Every child is protected by a federal law called the Individuals with Disabilities Education Act (IDEA). If a student, because of a disability, needs specific support to be able to access their education, the district has an affirmative obligation to provide that support. If they don’t have the resources, they still have the obligation and will have to pay for your child to receive the service elsewhere. But what if the district evaluates your child and you disagree with their findings? You are entitled to a second, independent evaluation at the district’s expense. The school is not going to volunteer this information.
Understanding your child’s rights, and the tools available to protect those rights is essential to advocate for what’s needed whether at school, or with your co-parent.
We’ve been conditioned to present ourselves to the world as if we always have our shit together. But go try and find a real person out there who is as perfect as their social media would have you believe. Life is messy. Letting people see our bruises, and asking for help when we need it, is brave.

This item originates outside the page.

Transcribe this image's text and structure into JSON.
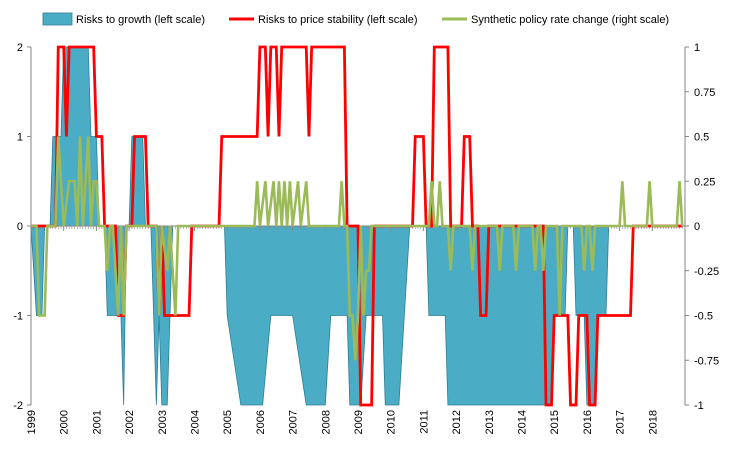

And in the case of your child with special needs, it just might change their trajectory in life.
The Importance of Community
Having a child with special needs and going through a divorce are two of the most isolating experiences. Rebecca says you feel like nobody understands what you’re going through. Sometimes you feel like you’re going crazy. This is really hard stuff. When you let your vulnerability show, and share your story with others who’ve been down the same road, you open the door to learning the right questions to ask, how to avoid missteps, where to find the best resources, and increase your ability to hang onto your sanity during the added difficulty of the divorce.